The Irish Independent has established that the Department of Finance was told weeks ago the bank was working on a plan to remove cash-handling facilities from 70 branches.
Officials knew the specifics of the cashless plan four working days in advance of it being announced – longer than it took the bank to do a U-turn – and failed to intervene.
It has now emerged that last week, the Department of Finance was fully briefed on the specifics of the plan to strip cash and cheque services from the branches and rip out their ATMs.
Officials in the Department did not respond to the briefing by telling the bank not to go ahead when it was told about the specifics of the controversial move, it is understood.
It comes as AIB was forced into an embarrassing U-turn yesterday on its plans to make so many branches cashless facilities, after a massive backlash from the public and rural TDs.
Taoiseach Micheál Martin had sought a meeting with the bank’s CEO, Colin Hunt, after calling on the bank, while on a visit to Asia, to “reflect and reconsider” its decision to remove cash facilities at the branches across the country.
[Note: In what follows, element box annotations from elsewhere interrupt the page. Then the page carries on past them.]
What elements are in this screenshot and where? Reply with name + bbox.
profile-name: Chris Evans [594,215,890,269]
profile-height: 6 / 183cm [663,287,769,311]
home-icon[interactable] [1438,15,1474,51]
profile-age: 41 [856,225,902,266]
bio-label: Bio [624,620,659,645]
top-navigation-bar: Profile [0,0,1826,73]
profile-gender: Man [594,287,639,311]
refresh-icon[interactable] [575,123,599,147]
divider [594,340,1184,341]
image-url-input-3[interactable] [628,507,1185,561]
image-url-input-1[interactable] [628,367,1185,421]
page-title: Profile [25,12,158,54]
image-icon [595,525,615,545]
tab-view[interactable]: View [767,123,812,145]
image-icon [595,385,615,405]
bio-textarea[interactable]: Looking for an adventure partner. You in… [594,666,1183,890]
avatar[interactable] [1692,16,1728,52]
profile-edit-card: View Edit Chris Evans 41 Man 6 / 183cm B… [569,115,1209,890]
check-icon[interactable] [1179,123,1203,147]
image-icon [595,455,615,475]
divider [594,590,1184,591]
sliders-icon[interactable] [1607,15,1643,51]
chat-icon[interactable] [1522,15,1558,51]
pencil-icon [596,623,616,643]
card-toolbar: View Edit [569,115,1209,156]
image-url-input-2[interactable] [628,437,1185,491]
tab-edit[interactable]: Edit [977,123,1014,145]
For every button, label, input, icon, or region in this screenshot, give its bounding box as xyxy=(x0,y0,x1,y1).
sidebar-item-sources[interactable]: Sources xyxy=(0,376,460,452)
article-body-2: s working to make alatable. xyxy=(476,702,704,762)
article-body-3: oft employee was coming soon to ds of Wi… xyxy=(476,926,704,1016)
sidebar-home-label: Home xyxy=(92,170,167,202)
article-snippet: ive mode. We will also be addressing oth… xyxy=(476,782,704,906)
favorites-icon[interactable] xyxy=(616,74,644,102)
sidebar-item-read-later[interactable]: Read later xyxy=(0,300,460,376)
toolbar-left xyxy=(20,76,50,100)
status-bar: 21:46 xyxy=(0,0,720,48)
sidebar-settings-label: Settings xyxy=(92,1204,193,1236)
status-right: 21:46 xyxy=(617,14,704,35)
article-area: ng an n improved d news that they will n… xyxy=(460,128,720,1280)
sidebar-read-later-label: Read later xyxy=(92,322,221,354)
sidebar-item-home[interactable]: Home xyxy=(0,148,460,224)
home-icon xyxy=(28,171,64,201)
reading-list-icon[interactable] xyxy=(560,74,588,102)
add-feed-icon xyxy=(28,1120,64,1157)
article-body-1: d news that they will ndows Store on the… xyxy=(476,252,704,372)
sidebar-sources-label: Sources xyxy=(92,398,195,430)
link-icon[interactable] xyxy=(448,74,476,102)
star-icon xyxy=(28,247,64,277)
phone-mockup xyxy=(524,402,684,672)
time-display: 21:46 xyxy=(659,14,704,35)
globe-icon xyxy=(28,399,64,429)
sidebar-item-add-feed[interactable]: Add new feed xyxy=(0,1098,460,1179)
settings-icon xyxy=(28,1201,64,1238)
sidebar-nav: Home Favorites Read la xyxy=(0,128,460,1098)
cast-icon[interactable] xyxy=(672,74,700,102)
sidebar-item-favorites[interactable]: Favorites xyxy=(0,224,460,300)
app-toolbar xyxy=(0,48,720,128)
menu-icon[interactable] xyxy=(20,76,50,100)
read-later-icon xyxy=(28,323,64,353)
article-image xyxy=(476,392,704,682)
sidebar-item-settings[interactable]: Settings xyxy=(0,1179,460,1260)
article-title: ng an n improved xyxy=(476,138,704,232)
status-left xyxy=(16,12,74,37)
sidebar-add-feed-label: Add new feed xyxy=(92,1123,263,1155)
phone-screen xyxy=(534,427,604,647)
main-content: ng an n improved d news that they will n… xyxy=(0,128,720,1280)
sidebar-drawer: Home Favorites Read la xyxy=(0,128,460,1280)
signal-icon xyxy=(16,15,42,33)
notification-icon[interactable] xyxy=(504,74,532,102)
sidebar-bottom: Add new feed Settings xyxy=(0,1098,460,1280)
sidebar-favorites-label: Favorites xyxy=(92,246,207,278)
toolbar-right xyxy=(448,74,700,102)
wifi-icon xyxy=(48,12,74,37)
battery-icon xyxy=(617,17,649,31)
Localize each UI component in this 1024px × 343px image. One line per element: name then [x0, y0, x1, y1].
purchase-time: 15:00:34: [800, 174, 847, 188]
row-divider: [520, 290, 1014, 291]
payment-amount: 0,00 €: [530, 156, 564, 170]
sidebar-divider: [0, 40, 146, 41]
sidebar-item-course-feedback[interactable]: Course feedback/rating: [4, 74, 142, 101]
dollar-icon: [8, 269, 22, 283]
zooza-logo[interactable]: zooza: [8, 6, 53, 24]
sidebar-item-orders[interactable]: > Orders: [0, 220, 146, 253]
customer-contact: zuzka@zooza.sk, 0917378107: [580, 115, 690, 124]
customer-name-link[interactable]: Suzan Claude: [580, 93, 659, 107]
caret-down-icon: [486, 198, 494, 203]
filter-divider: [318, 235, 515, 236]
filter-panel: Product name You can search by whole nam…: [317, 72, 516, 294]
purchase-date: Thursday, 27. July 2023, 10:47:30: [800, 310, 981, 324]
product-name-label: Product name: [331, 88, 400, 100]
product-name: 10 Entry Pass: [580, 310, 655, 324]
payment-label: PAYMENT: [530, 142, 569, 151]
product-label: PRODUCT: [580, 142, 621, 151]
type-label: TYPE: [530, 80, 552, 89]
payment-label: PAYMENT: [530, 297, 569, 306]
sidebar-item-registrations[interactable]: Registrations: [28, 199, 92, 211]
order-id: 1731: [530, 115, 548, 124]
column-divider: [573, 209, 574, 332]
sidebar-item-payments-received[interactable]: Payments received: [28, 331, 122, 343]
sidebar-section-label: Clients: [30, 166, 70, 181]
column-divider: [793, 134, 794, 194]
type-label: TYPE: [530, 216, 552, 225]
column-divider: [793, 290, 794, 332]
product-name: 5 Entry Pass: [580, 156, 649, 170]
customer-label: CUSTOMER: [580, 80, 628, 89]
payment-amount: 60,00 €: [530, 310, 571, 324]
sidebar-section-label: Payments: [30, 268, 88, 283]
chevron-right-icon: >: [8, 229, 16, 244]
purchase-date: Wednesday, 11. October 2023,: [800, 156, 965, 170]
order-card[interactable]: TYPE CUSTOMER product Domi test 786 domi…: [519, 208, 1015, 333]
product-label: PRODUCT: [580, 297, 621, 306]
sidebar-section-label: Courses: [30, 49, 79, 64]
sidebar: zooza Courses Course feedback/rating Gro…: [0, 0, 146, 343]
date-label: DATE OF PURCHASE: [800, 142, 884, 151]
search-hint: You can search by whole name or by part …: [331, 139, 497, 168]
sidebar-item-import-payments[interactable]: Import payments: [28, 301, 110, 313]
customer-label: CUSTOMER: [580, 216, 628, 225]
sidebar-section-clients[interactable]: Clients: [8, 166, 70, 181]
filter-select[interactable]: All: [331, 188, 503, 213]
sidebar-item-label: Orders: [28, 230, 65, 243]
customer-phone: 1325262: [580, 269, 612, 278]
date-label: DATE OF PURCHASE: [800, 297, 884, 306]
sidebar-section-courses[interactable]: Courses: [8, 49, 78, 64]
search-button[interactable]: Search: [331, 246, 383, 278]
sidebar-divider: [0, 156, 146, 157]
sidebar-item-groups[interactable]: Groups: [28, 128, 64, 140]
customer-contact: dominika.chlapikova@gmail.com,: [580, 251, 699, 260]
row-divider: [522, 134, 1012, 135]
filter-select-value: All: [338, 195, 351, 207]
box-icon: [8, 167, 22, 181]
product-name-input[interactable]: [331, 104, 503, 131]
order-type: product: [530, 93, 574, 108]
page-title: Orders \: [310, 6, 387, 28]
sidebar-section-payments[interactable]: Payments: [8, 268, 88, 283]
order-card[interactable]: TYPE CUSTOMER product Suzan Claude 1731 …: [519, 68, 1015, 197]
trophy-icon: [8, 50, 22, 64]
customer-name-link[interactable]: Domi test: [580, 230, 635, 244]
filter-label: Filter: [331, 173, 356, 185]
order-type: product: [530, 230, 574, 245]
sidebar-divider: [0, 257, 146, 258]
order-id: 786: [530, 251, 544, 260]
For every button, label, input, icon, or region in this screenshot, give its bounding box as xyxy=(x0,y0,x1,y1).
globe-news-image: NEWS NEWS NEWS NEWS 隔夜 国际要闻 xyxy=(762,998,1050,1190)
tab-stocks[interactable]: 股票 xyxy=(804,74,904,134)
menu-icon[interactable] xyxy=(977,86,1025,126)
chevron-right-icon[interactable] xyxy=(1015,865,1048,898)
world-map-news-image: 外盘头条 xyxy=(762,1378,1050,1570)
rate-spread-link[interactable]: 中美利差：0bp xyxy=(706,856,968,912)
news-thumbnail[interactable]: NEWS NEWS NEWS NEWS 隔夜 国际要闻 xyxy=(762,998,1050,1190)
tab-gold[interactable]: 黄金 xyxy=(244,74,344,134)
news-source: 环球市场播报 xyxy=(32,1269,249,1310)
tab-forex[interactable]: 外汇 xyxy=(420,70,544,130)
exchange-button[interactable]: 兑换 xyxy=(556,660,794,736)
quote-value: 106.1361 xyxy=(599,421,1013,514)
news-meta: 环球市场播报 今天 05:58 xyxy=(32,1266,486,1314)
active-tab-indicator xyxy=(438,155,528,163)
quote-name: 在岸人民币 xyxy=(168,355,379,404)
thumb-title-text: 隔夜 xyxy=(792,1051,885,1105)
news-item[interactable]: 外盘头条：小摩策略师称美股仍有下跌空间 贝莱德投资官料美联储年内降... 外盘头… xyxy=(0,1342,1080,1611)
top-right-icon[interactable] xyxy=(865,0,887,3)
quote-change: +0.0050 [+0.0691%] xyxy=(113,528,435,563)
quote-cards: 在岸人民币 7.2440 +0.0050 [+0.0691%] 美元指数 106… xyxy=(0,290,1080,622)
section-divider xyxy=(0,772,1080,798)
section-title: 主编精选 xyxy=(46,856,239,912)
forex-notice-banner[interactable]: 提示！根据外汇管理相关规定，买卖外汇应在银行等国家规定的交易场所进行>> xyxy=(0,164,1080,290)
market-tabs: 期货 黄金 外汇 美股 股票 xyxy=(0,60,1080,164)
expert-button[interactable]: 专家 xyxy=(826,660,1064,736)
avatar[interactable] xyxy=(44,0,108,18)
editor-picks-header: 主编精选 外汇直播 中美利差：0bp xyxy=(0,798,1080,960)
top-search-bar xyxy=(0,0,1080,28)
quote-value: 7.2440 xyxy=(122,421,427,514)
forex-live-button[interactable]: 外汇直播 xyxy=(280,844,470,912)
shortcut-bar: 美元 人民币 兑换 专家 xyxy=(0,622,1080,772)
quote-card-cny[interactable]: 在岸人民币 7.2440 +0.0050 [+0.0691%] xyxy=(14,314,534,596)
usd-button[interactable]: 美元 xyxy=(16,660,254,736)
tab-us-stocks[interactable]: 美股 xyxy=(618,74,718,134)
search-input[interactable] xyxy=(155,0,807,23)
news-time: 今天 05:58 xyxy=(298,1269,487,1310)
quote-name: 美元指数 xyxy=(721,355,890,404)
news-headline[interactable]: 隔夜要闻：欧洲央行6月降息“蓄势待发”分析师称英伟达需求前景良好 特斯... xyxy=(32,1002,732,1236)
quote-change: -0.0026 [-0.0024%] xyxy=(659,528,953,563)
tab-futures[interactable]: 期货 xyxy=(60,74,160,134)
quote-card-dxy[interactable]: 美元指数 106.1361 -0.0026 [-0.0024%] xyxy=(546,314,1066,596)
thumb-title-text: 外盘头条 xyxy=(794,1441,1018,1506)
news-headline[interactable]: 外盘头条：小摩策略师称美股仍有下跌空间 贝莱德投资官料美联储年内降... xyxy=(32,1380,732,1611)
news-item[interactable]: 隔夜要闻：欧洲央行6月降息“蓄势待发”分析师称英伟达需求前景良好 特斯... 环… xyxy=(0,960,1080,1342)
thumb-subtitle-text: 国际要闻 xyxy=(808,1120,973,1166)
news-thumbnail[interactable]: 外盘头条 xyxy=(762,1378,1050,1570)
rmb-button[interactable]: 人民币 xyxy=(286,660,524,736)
The revelations that AIB had briefed the department come after Minister of State at the Department of Finance, Seán Fleming, insisted that he, Finance Minister Paschal Donohoe and the Government had been “blindsided” by the decision.
He said Mr Donohoe and his department had only been informed shortly before it was announced.
When asked if the Government was caught napping on the issue, Mr Fleming said yesterday, “The Government was blindsided by this decision.”
He said the department was given very short notice of the decision and there was no opportunity to discuss it.
AIB had no comment when asked if it had briefed the department well ahead of the announcement to downgrade the branches.
However, the Department of Finance has confirmed that it had an official at the AIB board meeting where the decision to axe cash at the 70 branches was discussed.
Information about what was discussed at this meeting was then “passed up the line” to other officials in the department.
The department was also formally informed on Friday by AIB of the full specifics of the planned downgrading of the branches, four days before it was publicly announced on Tuesday morning.
A spokesperson said: “A department official was first notified of the AIB press release on Friday. That information would have been sent up the line and the minister was informed the following week.
“The information provided was by way of a courtesy call, and was for information purposes only.”
The spokesperson said the Minister for Finance is precluded from intervening in commercial and operational decisions in any particular bank, even one in which the State has a shareholding.
Officials from the Department of Finance are informed of issues discussed at AIB board meetings by way of a board information pack, the spokesperson said.
Meanwhile, Fianna Fáil backbenchers are claiming a victory after the U-turn, after Cork TD James O’Connor, with the support of 40 TDs and senators, demanded an emergency meeting with the Finance Minister over AIB’s move.
“There was enormous anger within Fianna Fáil,” said Mr O’Connor said yesterday.
“This is something that really does separate Fianna Fáil and Fine Gael when it comes to policy and rural economy and services. Fianna Fáil recognises the significance of bank branches when it comes to people’s day-to-day finances.”
Roscommon Senator Eugene Murphy said a similar campaign now needs to take place to address recent Bank of Ireland branch closures.
Dublin Bay South TD Jim O’Callaghan said public interest directors, who sat on the AIB board until 2018, should be brought back.
Mr O’Callaghan also said “many members” of the board do not live in Ireland and do not know the “needs and requirements of its Irish customers”.
“Government should look again as reappointing public interest directors to AIB if its out of touch board is not prepared to reflect the interests of its customers and its dominant shareholder,” he said.
Meanwhile, finance union FSU said AIB urgently needs to appoint consumer and worker directors to its board to rebuild trust after the record tracker mortgage fine it got, and the debacle over its attempts to downgrade branches.
General secretary John O’Connell said there was an urgent need to rebuild trust in the retail banking sector.
“A stakeholder approach to banking, common across the EU, should form the basis of change,” he said.
And advocacy group Age Action said there is a need for a new inclusive banking model where everyone can get access to affordable and accessible banking facilities.
Older people would have been the big losers if the bank went ahead with its plans to downgrade the branches, Celine Clarke of Age Action said.
AIB said it took the decision in light of what it called the “customer and public unease” toward the move to stop accepting cash at so many branches and pull ATMs out of those branches.
It said there has been a dramatic rise in the use of digital banking services and a decline in branch visits and cash usage.
There has been a 36pc decline in cash withdrawals from ATMs and a 50pc fall in cheque usage over the past five years.
AIB has also seen a fall of almost 50pc in branch over-the-counter teller transactions, while mobile and online payments have increased by 85pc in that same timeframe.
“It was in the context of this evolving banking environment and the opportunity to enhance its long-standing relationship with An Post, that AIB took the decision to remove cash services from 70 of its branches.
“However, recognising the customer and public unease that this has caused, AIB has decided not to proceed with the proposed changes to its bank services,” the bank said.
The move represents an embarrassing climbdown for AIB boss Colin Hunt.